My Weight Loss Journey...



Monday, November 22, 2010

They tried to make me go to rehab, but I said "no, no, NO!"

I'm so frustrated right now.  I went out tonight with a bunch of colleagues, and I had really good intentions.  Here's what I ate until 3:19pm:

  • 1/2 cup 2% milkfat cottage cheese
  • 1 T. craisins w/2 T. vanilla granola and 1 medium banana
  • 2 pieces sliced chicken breast on whole wheat sandwich thins w/mustard
  • 1 medium banana w/Dannon's light & fit berry yogurt
  • 2 20 oz. glasses of water
After exercising for 55 minutes on my lunch break running for two minutes, speed walking for 8 minutes, elliptical for 20 minutes and weight training for 25 minutes, I was going to allow myself a slice of pizza for dinner.  But after I attended to a small emergency in the middle of my workday, BAM!  This is what I ate from 3:19pm on:

  • 2 saltine crackers
  • 7 pieces of Dove mini dark chocolates
  • 2 pieces eggplant rollatini
  • spinach sauteed in garlic and oil
  • 2 garlic knots
  • 1 piece of Italian bread with sauce and cheese
  • 2 pieces Italian bread with 2 tsp. butter
  • 1 large piece of tiramisu
  • 4 dinner mints
What is wrong with me?  Altogether, it's around 3300 calories!
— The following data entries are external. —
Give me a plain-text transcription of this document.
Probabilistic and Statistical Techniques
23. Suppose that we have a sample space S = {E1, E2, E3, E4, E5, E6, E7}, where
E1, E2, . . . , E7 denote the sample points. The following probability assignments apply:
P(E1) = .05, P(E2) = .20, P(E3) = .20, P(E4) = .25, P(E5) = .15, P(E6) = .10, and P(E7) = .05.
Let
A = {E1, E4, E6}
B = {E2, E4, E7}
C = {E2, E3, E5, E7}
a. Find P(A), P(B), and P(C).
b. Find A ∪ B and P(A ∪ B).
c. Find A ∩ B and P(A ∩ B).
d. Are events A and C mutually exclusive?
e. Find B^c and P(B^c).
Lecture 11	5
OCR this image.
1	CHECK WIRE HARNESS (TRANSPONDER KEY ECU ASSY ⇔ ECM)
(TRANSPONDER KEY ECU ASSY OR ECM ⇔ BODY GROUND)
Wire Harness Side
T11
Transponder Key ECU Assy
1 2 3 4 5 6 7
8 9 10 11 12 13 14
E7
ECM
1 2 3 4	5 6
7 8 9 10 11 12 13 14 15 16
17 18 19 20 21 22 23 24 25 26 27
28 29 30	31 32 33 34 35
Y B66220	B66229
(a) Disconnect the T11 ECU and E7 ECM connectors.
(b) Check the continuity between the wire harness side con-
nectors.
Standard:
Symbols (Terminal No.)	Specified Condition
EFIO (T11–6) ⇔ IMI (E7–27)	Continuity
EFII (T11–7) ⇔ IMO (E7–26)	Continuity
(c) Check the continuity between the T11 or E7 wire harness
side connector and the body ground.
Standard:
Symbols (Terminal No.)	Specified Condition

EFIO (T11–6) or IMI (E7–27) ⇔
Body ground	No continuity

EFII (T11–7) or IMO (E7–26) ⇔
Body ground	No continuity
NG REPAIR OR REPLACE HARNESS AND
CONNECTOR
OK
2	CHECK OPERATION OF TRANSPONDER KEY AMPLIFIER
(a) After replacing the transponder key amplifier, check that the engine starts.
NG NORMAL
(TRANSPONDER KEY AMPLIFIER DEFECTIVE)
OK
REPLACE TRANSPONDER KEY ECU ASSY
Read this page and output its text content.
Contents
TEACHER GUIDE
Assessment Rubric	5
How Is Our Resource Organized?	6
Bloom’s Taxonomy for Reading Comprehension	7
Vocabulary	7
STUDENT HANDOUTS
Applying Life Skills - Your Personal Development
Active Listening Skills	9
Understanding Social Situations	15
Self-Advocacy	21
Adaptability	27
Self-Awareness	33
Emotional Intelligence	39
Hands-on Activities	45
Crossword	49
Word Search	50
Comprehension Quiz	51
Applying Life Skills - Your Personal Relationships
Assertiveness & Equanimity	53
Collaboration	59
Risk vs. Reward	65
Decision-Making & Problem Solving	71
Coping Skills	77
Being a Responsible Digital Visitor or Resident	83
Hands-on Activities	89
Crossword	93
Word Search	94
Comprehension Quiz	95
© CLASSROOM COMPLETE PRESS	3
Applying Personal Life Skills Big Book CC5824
I'm convinced I am addicted to eating socially.  I can keep myself under control when it's me and my husband, but around 80% of the time when I'm with friends or family, and I'm eating at a restaurant, I go in with good intentions, but end up completely out of control.  Afterwards I'm left feeling uncomfortably full, out of control and regretful knowing that it's going to set me back several days of eating well pound wise.

I already gained a pound this weekend from eating poorly Saturday while I was in the city (from three meals of bad choices).  I really have to get back on track.

To motivate myself, I should really think of the good things, three of which happened today, ironically..  #1, someone else at work told me they noticed my weight loss, #2, I can now very comfortably fit into an XL sweatshirt (with room to spare) as opposed to a XXL, #3, I felt noticeably smaller to myself sitting in a movie theatre chair (I could place my arms within the constraints of my seat without resting my arms on the armrests.  These are all good things in my book.

So I vow, when I take my colleague to lunch tomorrow for her birthday I will stay within my calorie limits, when I go out drinking Wednesday night with friends and family, I will order french onion soup and/or two beers as long as I stay within my calorie limits, and Thursday I may not stay within the limits, but I will be reasonable.  Friday, Saturday, Sunday will be strict days until I get back on track.  From here on in, I will try to cheat only one day per week to keep my metabolism in check.

And if I survive my first step kickboxing class tomorrow, I will keep you updated.